Yukon's health minister says she doesn't know how many people in the territory live with diabetes or kidney disease, or whether the numbers warrant hemodialysis services in Yukon.

The issue was raised Monday in the Yukon Legislature by NDP MLA Kate White.

"We've been asking for many years, including to this minister, for a clear picture of the number of people in Yukon who have been diagnosed with diabetes — but have never received a clear answer," said NDP MLA Kate White.

"If we don't have the numbers of individuals with diabetes or kidney disease, then how do we know if we've reached a threshold for institutional hemodialysis?"

White said Yukon and Nunavut are the only jurisdictions in Canada to not provide dialysis through a local hospital or health centre.
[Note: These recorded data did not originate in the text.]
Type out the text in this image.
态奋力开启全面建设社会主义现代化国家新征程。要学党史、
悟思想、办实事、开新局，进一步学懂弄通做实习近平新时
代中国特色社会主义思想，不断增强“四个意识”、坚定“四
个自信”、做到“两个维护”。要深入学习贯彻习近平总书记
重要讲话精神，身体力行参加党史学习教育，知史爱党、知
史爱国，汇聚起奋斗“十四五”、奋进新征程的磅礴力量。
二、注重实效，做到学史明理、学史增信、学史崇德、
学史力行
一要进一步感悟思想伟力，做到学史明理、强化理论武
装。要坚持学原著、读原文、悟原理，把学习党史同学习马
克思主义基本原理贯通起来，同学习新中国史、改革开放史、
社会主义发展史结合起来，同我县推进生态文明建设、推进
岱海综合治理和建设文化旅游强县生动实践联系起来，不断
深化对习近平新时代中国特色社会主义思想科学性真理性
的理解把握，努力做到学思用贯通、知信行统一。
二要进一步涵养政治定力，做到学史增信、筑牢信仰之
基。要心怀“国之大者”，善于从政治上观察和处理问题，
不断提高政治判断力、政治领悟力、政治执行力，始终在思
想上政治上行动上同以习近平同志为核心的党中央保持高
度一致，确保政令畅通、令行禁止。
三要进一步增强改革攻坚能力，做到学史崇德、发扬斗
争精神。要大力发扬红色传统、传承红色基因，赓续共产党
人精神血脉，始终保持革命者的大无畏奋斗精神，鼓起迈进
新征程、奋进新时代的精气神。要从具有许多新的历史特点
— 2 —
In the N.W.T., hemodialysis is offered in both Yellowknife and Hay River, she said.

A dialysis chair at a hospital in P.E.I. Currently, Yukoners must leave the territory for hemodialysis treatment. (John Robertson/CBC)

"We know individuals who have had to quit their jobs, sell their homes and leave this territory — which is a tragedy," White said.

Health Minister Pauline Frost admitted that she didn't know how many Yukoners have either type 1 or type 2 diabetes, but said she aims to find out.

"We are working with our partners, we are working with the Canadian Institute for Health Information, to get the numbers, get the data, and quantify the need for the programming," Frost said.

"Ideally, we would like to have the services offered in our communities and in our Whitehorse hospital. That's not possible at the moment."